About the domain: although some powers with negative base, like $(-2)^3$, can be defined, the function $f(x)=a^x$ is defined for every real $x$ only if $a>0$. The reason is that powers with negative base and irrational exponent, like $(-2)^{\sqrt 2}$ can't be properly defined using only real numbers. Even with rational exponents there are problems, because the usual properties of exponentiation fail. Example: $$(-2)^{2/6}=\sqrt[6]{(-2)^2}=\sqrt[6]{4}$$ But $$(-2)^{2/6}=\left(\sqrt[6]{-2}\right)^2=??$$
Since the equation $a^x=x^a$ has two powers, and their respective bases are $a$ and $x$, both numbers must be positive.
About the equation:
The equation has at least an obvious solution, namely $x=a$. So the point is to see if there are more.
Let $a>0$. For every $x>0$ define $$f(x)=\ln\frac{a^x}{x^a}=x\ln a-a\ln x$$
Note that the zeroes of $f$ are precisely the solutions of the equation $x^a=a^x$.
Then $$f'(x)=\ln a-\frac ax$$
If $0<a<1$ then $\ln a<0$ and $f$ is strictly decreasing. So the equation has only one solution in this case.
If $a=1$ the only solution is obviously $x=1$.
If $a>1$, the derivative is zero only if $x=\frac a{\ln a}$, and the minimum of $f$ is at this point. And $$f\left(\frac a{\ln a}\right)=a(1-\ln a+\ln\ln a)=a\ln\left(\frac{e\ln a}a\right)\stackrel *< a\ln\left(\frac ee\right)=0$$
Since $f$ is decreasing in $(0,a/\ln a]$ and increasing in $[a/\ln a,\infty)$, and $\lim_{x\to 0}f(x)=\lim_{x\to\infty} f(x)=\infty$, there are exactly two solutions in this case.
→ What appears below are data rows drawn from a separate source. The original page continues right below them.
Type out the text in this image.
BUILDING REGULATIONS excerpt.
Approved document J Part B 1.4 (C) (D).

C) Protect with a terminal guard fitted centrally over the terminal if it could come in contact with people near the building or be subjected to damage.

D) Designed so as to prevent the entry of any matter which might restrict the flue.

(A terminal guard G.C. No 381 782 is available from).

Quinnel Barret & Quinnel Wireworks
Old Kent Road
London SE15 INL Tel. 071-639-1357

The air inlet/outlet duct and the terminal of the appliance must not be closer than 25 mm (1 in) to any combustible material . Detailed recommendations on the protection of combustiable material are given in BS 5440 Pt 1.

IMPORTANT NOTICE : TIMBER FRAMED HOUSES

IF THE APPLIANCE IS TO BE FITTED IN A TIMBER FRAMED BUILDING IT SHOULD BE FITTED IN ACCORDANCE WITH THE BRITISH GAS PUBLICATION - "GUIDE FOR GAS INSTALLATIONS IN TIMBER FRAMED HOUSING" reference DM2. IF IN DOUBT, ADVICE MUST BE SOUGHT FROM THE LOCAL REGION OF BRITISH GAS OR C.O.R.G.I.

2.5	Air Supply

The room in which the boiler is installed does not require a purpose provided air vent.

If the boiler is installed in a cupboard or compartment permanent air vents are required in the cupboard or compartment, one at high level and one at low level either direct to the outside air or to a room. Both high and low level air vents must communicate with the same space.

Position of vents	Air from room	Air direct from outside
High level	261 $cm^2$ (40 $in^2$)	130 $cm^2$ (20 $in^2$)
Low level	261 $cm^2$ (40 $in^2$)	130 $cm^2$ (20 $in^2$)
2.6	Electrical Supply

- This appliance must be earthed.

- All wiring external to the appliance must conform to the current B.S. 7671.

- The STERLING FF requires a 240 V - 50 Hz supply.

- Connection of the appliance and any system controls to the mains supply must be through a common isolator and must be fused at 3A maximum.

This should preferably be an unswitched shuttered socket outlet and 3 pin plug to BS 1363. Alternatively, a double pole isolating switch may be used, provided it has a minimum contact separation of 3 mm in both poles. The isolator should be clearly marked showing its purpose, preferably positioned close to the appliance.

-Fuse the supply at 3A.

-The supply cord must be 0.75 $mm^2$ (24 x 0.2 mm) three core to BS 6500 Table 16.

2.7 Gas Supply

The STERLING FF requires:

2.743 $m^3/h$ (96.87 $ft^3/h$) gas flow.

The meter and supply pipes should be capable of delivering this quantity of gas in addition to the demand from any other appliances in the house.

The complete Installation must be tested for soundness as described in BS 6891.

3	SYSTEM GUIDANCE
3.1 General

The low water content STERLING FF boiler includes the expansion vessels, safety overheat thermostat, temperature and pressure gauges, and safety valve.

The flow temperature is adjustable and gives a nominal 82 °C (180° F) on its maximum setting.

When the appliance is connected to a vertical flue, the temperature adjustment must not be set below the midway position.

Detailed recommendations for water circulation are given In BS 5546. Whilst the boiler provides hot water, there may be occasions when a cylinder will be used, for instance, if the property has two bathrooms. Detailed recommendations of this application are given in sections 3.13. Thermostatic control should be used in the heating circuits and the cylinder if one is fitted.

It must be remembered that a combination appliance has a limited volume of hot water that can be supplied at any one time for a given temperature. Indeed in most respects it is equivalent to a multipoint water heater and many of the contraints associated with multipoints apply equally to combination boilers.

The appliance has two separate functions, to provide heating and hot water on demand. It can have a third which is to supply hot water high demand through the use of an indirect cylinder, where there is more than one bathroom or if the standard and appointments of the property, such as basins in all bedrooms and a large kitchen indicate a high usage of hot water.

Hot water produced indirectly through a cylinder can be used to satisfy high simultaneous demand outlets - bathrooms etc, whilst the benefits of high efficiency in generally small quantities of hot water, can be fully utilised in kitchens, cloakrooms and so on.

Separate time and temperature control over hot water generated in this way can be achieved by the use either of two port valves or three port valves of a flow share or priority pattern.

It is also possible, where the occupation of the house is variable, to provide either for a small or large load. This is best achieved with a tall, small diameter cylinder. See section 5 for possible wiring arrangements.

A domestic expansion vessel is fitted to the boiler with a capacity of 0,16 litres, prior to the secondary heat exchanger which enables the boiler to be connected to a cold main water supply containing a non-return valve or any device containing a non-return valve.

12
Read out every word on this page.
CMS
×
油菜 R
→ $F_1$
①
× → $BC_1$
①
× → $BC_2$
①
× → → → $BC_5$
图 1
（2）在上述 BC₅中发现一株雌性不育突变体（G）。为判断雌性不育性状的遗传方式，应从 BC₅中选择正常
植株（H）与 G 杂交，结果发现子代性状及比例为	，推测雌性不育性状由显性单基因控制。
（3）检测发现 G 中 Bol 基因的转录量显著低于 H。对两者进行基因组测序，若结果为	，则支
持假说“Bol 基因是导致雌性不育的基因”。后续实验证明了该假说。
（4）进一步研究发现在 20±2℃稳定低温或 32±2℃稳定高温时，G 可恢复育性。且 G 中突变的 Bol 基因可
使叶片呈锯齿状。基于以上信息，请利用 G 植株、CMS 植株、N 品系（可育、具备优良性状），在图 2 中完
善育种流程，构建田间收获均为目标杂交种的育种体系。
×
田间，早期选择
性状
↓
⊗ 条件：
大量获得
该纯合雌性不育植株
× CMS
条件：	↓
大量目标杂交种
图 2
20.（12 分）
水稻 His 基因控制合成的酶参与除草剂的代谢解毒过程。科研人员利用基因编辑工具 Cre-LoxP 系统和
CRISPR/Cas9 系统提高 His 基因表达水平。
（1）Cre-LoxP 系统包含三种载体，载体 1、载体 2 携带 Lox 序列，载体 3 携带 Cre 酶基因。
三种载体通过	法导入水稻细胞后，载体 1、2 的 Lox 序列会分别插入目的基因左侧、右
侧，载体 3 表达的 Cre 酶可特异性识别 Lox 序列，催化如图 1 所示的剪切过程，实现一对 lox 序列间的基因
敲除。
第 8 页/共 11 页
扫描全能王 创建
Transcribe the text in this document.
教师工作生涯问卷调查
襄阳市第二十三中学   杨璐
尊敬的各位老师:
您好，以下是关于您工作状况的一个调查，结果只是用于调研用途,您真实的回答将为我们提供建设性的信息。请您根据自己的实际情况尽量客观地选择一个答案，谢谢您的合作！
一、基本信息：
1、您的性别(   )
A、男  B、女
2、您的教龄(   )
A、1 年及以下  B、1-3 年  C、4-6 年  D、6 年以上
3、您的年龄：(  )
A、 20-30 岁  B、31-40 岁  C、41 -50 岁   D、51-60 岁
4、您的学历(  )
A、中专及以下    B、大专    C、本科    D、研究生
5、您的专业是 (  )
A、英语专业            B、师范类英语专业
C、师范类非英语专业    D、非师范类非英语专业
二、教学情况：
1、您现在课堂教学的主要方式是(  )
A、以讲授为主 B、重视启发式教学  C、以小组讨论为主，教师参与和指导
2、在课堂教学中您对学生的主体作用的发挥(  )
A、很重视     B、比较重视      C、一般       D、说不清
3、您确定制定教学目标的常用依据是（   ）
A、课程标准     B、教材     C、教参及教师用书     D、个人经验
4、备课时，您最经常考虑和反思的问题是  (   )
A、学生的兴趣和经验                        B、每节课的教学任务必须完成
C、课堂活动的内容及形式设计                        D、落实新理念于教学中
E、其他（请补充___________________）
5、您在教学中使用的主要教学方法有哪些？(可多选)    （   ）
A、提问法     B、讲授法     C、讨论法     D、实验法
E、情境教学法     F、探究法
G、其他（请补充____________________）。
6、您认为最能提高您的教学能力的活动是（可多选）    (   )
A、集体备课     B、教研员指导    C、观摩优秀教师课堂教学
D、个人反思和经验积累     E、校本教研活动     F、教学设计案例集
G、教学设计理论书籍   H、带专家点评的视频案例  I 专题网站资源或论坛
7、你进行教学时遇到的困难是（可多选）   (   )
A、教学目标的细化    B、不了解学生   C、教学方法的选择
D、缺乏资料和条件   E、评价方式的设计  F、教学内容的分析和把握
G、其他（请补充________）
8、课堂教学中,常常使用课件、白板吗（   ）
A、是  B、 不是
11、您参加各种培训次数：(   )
(*) To show this inequality, consider $g(x)=\frac{\ln x}x$ for $x>0$. Then $$g'(x)=\frac{1-\ln x}{x^2}$$ so $g$ reaches a maximum at $x=e$. Then $$g(a)\le g(e)=\frac 1e$$
Remark: If you see the equation $x^a=a^x$ as a Diophantine equation, you can choose the domain for $x$ and $a$ as $\Bbb Z$ instead of $(0,\infty)$, because powers with negative base and integer exponent are defined. This could give more solutions. I think that this is not what you are looking for, though.